One of the tech tools I like is Power Point. Yep, the go-to software for sales presentations and school reports. I found an unconventional use for it in the theater - sound effects for a play I directed last year. It had dozens of sound cues, many of them very short and critically timed. I created a PP presentation, one slide per sound, and it worked out beautifully. I plugged my laptop into the sound board, and the sound operator was able to advance the slides, each with the appropriate sound attached, according to the cues which were also written on the slides (“cue for next sound …”). The sounds can be set to play automatically when the slide advances, so one click, and the sound effect is played. No struggling in semi-darkness for the stop button on a CD player, no rapid advancing of tracks when cues are spaced closely together. I also created a video for the preshow music, embedded in a slide (visible only to the light and sound techs), so it would indicate exactly when the lights were to dim, when they should go to blackout, etc., during the music. Not that I’m particular …
I hadn’t initially planned to use it that way. I set it up for rehearsal purposes in a new theater when other equipment wasn’t readily available (and when I was curious to see if such a plan would work). Then I discovered it was easier to insert or edit one slide at a time than always burning a new CD each time there were changes. And I make lots of changes!
I’m sure there is software out there specifically designed to work this way, but I already had PP, knew basically how to use it, and was able to clearly indicate cues for sound techs who may not be too familiar with the show. For shows with typical songs and underscores, it would not be any better than standard methods (CD, minidisc, MP3 playback, whatever), but for this one, it was a great option.
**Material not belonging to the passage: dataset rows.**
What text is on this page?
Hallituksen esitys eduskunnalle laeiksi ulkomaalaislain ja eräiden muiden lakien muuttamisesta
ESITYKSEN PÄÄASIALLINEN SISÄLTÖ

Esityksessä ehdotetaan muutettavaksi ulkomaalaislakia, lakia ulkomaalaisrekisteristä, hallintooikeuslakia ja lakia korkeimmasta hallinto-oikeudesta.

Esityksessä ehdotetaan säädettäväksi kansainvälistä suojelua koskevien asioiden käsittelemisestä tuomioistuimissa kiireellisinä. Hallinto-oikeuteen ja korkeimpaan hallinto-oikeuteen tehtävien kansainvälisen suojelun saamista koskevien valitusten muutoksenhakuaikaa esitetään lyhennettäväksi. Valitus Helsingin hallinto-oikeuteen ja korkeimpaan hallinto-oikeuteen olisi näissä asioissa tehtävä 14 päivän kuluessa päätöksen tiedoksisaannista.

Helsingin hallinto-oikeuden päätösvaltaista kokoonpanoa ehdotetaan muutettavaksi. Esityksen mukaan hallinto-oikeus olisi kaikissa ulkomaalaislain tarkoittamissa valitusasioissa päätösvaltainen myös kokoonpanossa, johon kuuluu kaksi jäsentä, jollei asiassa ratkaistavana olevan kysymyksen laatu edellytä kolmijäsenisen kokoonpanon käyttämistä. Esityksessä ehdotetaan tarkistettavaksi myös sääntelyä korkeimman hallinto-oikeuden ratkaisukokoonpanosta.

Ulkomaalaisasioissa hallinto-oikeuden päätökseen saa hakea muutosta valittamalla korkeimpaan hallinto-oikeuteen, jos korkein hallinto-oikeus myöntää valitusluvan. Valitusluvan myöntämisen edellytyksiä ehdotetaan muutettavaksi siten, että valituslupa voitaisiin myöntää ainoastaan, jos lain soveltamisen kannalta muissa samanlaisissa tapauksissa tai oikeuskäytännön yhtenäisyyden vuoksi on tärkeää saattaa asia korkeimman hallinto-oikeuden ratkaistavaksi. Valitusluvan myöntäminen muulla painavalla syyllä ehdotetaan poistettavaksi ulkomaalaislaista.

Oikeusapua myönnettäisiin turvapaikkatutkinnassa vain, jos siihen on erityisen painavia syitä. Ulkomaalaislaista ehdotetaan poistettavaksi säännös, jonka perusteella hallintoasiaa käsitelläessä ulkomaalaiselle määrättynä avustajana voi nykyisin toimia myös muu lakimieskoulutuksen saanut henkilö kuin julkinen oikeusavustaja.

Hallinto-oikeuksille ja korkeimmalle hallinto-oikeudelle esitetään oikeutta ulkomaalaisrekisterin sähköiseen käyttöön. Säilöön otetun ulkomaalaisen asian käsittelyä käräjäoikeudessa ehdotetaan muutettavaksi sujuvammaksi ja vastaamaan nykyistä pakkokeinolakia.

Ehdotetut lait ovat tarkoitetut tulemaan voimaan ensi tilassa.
I also used Power Point for a choral program, presented on a small stage that was little more than a white (yes, white) box. Instead of using it for sound cues, I used it as a slide show behind the performers. One wall became the screen, and a musical presentation that would have otherwise been fairly static, became more visually interesting. There’s nothing novel about using PP for a slide show, but it was a simple way to add an interesting backdrop in a casual theatrical setting when resources were limited.